[Date Prev][Date Next][Thread Prev][Thread Next][Date Index][Thread Index]

[Condor-users] Dagman Newbie Questions

Advance warning: I'm a Condor newbie.  I’ve been tasked with evaluating Condor as a queueing platform for CG & Animation production at our facility.


We've set up one manager and two submitter/executer machines. I've been submitting a dagman job similar to the diamond.dag example in the documentation.


My Question:


It seems that condor_q only shows the dag jobs that running or that CAN run.  Jobs that are blocked due to prequisite jobs not done yet, are not shown.  Also, if I keep the jobs in the system and attempt to re-run them (using condor_hold & condor_release), then the dependencies are not obeyed during this subsequent “run”


If I understand what’s going on, the dagman job appears to be simply a job that submits other jobs, and the downstream jobs are not even submitted until their prerequisite jobs have run.  Subsequent runs can only be run again with the .rescue file.  Is this correct?

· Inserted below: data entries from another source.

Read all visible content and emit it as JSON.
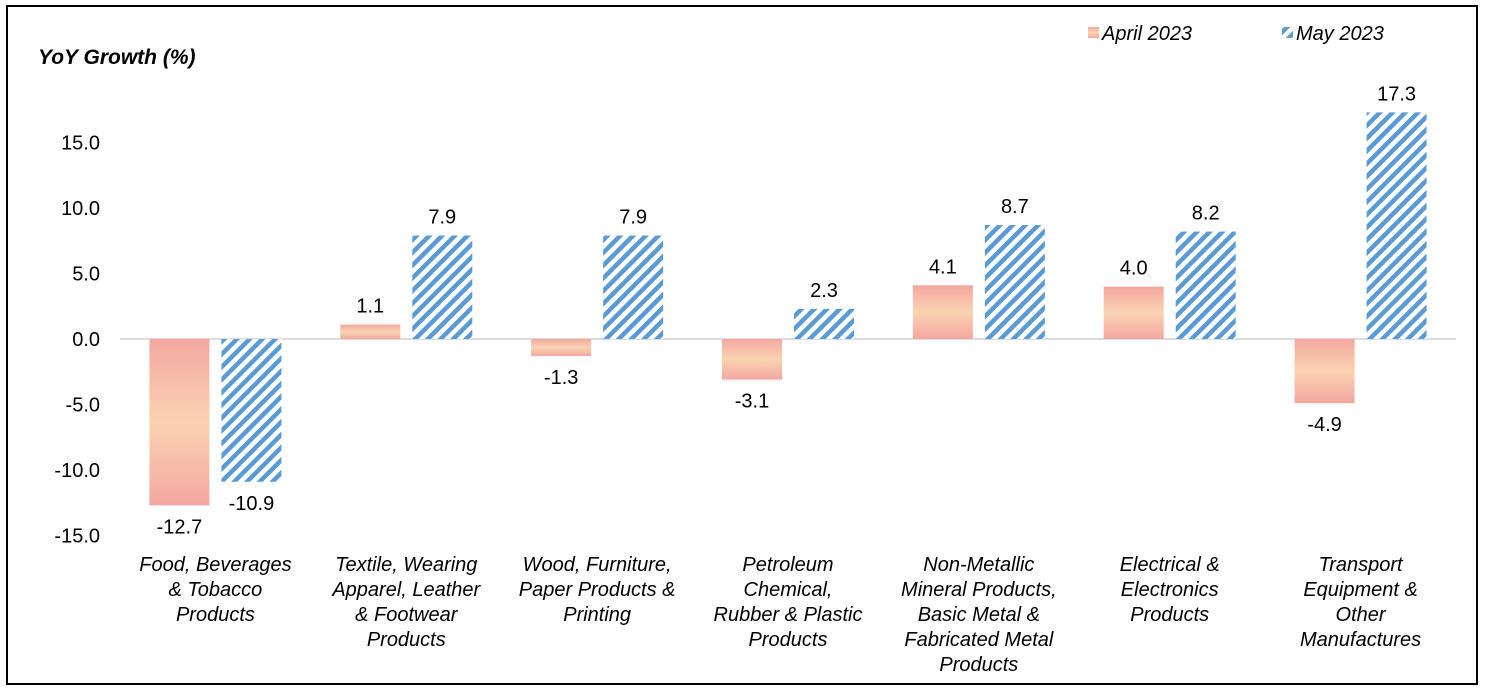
{
  "chart_data": {
    "type": "bar",
    "title": "",
    "ylabel": "YoY Growth (%)",
    "xlabel": "",
    "ylim": [
      -15,
      20
    ],
    "yticks": [
      -15,
      -10,
      -5,
      0,
      5,
      10,
      15
    ],
    "ytick_labels": [
      "-15.0",
      "-10.0",
      "-5.0",
      "0.0",
      "5.0",
      "10.0",
      "15.0"
    ],
    "legend_position": "top-right",
    "grid": false,
    "categories": [
      [
        "Food, Beverages",
        "& Tobacco",
        "Products"
      ],
      [
        "Textile, Wearing",
        "Apparel, Leather",
        "& Footwear",
        "Products"
      ],
      [
        "Wood, Furniture,",
        "Paper Products &",
        "Printing"
      ],
      [
        "Petroleum",
        "Chemical,",
        "Rubber & Plastic",
        "Products"
      ],
      [
        "Non-Metallic",
        "Mineral Products,",
        "Basic Metal &",
        "Fabricated Metal",
        "Products"
      ],
      [
        "Electrical &",
        "Electronics",
        "Products"
      ],
      [
        "Transport",
        "Equipment &",
        "Other",
        "Manufactures"
      ]
    ],
    "series": [
      {
        "name": "April 2023",
        "values": [
          -12.7,
          1.1,
          -1.3,
          -3.1,
          4.1,
          4.0,
          -4.9
        ],
        "labels": [
          "-12.7",
          "1.1",
          "-1.3",
          "-3.1",
          "4.1",
          "4.0",
          "-4.9"
        ],
        "color": "#f4a7a0",
        "color_mid": "#fad3b2",
        "style": "gradient"
      },
      {
        "name": "May 2023",
        "values": [
          -10.9,
          7.9,
          7.9,
          2.3,
          8.7,
          8.2,
          17.3
        ],
        "labels": [
          "-10.9",
          "7.9",
          "7.9",
          "2.3",
          "8.7",
          "8.2",
          "17.3"
        ],
        "color": "#5b9bd5",
        "style": "hatch"
      }
    ]
  }
}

This has consequences for us because in our business, deadlines are critical and resource utilization must be maximized.  So progressive estimates of completion and remaining work are necessary.  We need all nodes of the entire DAG to be present in the system to estimate resource use, even though many of the nodes may be blocked waiting for prerequisite nodes.  Jobs that submit other jobs are a nasty surprise for our resource managers.  Also re-running of any node and its dependent nodes is fairly common and is often done many times during pipeline troubleshooting—we don’t want to have to re-submit the entire DAG several times in separate runs because there may be long-running nodes in the DAG we want to continue in parallel while we’re working on other “broken” nodes.


It looks to me like we’d have a hard time getting Condor/Dagman to support these needs.  I’d love any advice / comments you might have on this.



Thanks very much,



Jeremy Yabrow

Production Engineering